In this talk, Stepan argues AI is pushing the economy from capturing attention to fulfilling intention. Instead of users spending hours searching, comparing, and coordinating, they will express goals (“Buy a Burning Man bike,” “Plan a Lisbon offsite under $X”), and a market of specialized AI agents will plan, source, negotiate, and execute. Because agents dramatically cut transaction costs, many tasks that once favored in-house teams will move to open markets where agents compete, yielding better outcomes and prices.
This system requires distributed market mechanics rather than a single platform or super-agent: agents compete in multi-attribute auctions over intents, settle via cryptographic contracts, and interoperate through emerging agent standards. Trust comes from privacy-preserving user context plus public agent reputation and verifiable work receipts. With agent autonomy improving exponentially (e.g., code, legal, marketing), the speaker expects working intent-economy rails within 1–2 years, creating major opportunities for builders, researchers, and investors.
Key Takeaways
Shift from “attention economy” → “intention economy.” Value moves from time/clicks to outcomes: you state a goal, a network of AI agents delivers it.

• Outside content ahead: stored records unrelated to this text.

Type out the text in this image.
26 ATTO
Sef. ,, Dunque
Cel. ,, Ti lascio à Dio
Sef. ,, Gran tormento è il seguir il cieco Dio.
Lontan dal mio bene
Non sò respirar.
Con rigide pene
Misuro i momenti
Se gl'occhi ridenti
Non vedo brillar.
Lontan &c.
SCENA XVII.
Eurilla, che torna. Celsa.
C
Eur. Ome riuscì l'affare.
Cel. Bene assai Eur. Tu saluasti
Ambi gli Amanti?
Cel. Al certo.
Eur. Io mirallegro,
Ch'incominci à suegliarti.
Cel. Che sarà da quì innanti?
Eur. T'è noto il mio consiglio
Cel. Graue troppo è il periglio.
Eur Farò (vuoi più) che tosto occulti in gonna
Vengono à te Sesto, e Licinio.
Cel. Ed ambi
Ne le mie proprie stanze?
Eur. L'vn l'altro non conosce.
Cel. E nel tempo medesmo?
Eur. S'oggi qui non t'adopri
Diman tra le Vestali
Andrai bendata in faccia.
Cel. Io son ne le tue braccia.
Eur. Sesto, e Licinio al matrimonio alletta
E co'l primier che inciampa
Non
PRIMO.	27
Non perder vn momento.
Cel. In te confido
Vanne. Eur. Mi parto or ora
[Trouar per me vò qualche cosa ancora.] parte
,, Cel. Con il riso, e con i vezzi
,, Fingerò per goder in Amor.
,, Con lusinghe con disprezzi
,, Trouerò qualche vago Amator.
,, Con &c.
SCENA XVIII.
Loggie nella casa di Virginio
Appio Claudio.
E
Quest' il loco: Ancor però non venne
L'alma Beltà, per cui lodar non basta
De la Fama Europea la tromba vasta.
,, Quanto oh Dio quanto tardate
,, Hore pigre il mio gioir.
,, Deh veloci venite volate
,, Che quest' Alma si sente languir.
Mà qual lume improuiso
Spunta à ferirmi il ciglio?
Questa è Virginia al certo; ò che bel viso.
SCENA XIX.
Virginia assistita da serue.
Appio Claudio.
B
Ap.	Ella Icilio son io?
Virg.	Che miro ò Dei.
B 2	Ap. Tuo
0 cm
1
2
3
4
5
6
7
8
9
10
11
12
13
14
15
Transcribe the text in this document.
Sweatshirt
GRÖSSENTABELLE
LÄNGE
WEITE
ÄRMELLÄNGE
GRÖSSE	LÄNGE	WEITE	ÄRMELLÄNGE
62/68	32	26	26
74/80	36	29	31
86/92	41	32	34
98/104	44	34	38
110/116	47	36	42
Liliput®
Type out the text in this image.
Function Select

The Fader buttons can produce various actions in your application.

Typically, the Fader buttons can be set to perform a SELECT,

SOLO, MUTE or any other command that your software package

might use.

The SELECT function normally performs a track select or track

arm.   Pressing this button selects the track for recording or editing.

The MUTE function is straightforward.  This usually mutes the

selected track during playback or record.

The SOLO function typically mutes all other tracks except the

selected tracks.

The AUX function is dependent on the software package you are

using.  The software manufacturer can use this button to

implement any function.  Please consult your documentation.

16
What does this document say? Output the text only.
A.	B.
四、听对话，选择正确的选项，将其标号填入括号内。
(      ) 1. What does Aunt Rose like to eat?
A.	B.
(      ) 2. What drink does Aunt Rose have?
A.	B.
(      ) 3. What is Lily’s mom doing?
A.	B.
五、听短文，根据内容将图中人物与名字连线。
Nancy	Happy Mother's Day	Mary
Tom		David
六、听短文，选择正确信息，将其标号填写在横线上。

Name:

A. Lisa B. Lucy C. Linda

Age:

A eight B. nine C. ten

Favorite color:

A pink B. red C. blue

AI agents gain economic agency. Individuals will run dozens; orgs will run thousands—working 24/7 and transacting autonomously.
Post-Coasean dynamics. As agents slash search, bargaining, contracting, and enforcement costs, markets beat firm boundaries more often; AI-native orgs stay lean and move faster.
Why a network (not one super-agent): Such a singleton doesn’t exist; economics/history favor distributed, competitive markets over centralized platforms that may front-run or under-optimize user value.
Every intent becomes a market. Intents are posted; solvers (agents/companies) compete to fulfill them; auctions drive efficient price discovery.
Auctions must be multi-attribute. Matching isn’t just price—also SLA, ETA, constraints, policies, etc., turning intents into personalized RFPs.
Throughput advantage. Agent-to-agent comms scale at hundreds of tokens/sec, compressing coordination time versus human bandwidth.
Practical stack emerging. Interop and trust need standards: A2A (agent-to-agent context), MCP (tool/supply-chain orchestration), u004 (work validation via re-runs/TEEs/economic checks), X402 (agent-to-agent payments).